Ik realiseer me dat de onjuiste toepassing van het verlaagde tarief door de concurrenten van belanghebbende de nadelige gevolgen heeft voor de marktpositie van Verjo BV. Het werkelijke probleem ligt echter niet in de schending van het gelijkheidsbeginsel, maar op het gebied van de handhaving.
Binnen de mogelijkheden neemt de Belastingdienst stappen om de juiste wetstoepassing door de concurrenten daar waar nodig af te dwingen. Na de ambtshalve beoordeling wijs ik uw verzoek af. Omdat u tegen deze ambtshalve beoordeling geen beroep kunt instellen bij de bestuursrechter, verwijs ik u naar de mogelijkheid om de privaatrechtelijk weg te bewandelen.
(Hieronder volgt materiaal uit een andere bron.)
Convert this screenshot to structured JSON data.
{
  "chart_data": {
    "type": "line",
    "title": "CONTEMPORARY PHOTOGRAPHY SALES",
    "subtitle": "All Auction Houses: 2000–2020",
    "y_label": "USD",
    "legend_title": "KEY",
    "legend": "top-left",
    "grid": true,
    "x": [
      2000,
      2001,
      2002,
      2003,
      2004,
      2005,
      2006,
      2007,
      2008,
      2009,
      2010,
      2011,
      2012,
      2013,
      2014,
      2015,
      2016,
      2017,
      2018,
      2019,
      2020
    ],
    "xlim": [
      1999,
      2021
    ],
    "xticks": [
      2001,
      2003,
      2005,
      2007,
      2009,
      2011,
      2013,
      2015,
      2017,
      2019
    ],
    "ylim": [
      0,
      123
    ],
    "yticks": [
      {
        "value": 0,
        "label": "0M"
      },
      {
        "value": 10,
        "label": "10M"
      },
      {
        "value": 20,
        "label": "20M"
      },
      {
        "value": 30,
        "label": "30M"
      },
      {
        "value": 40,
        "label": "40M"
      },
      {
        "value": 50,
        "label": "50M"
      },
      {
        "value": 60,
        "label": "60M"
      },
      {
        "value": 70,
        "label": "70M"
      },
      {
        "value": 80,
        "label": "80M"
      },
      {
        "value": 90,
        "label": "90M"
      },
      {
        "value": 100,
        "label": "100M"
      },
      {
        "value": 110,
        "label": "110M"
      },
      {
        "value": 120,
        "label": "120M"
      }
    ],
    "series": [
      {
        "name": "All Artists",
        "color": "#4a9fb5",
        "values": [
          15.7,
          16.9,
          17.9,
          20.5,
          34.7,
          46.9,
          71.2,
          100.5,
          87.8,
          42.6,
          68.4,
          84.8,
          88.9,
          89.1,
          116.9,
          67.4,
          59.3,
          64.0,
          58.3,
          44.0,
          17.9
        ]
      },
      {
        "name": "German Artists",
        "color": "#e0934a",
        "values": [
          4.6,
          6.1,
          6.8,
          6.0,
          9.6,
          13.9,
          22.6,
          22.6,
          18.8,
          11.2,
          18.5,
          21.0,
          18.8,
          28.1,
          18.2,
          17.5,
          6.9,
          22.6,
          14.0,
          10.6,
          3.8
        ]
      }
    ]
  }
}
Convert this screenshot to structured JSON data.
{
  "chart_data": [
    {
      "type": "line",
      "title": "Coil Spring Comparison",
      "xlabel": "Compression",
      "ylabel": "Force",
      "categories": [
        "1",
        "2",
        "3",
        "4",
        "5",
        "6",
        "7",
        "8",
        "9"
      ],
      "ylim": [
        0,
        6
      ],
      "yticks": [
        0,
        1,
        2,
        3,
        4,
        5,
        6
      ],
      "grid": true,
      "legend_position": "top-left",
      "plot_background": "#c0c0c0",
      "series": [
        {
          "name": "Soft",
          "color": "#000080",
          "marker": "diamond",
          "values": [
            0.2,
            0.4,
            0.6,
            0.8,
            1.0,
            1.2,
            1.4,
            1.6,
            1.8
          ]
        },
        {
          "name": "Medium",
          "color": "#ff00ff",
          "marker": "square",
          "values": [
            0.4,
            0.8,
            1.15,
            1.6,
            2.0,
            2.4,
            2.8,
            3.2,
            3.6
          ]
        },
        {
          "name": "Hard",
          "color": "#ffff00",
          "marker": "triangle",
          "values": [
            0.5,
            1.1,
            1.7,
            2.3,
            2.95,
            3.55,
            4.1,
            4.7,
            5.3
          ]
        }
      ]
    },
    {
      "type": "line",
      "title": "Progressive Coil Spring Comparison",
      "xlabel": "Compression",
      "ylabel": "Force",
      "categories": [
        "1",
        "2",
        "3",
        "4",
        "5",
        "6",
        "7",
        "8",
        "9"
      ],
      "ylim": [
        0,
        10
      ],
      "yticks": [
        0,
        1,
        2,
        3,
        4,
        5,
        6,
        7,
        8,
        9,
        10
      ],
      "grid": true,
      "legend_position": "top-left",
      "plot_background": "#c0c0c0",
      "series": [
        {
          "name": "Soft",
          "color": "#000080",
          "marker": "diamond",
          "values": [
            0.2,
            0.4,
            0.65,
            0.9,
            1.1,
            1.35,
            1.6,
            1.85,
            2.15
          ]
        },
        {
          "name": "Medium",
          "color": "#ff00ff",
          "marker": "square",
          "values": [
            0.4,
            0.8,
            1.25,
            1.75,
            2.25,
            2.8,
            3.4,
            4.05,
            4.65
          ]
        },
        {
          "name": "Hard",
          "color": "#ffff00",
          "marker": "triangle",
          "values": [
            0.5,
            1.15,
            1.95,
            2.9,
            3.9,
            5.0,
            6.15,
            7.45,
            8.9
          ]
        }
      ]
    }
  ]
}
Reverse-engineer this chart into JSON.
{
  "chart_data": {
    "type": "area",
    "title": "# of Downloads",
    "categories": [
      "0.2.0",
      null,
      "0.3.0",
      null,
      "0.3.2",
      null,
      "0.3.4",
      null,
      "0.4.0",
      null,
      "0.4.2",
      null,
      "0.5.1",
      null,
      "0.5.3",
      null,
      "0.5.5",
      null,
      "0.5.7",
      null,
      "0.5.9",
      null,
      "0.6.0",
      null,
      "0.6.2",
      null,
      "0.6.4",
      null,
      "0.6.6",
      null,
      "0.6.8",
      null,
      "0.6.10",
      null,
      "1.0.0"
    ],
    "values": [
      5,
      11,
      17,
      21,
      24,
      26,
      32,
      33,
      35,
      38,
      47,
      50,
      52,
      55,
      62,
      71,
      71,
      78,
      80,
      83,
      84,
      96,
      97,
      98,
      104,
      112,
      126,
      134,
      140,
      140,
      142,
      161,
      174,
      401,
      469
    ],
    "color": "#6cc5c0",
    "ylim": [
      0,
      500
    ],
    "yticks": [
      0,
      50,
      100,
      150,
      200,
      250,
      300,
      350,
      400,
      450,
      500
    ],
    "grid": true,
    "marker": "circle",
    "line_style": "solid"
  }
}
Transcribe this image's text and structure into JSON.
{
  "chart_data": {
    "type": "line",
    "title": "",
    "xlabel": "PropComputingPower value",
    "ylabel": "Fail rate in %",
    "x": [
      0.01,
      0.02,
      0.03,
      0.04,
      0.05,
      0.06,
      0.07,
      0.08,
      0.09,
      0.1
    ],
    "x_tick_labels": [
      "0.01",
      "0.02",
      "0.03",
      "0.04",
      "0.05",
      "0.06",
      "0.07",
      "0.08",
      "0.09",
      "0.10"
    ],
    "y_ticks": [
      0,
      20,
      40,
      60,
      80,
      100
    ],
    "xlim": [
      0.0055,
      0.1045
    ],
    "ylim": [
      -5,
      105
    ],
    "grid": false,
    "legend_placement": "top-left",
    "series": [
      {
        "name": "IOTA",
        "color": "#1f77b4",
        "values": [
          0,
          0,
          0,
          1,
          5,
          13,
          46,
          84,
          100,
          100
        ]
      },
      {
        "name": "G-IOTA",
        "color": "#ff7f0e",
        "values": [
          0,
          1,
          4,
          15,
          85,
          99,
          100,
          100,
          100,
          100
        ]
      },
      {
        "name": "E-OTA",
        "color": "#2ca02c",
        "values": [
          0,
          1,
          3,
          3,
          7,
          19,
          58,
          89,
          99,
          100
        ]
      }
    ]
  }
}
U heeft daarbij twee mogelijkheden.
Ten eerste, u kunt een schadeclaim indienen bij de Directeur Belastingdienst (…) via het formulier ‘Verzoek schadevergoeding’ Het formulier kunt u vinden op de website van de belastingdienst: (…)
Ten tweede, u kunt de schadeclaim rechtstreeks bij de burgerlijke rechter indienen.”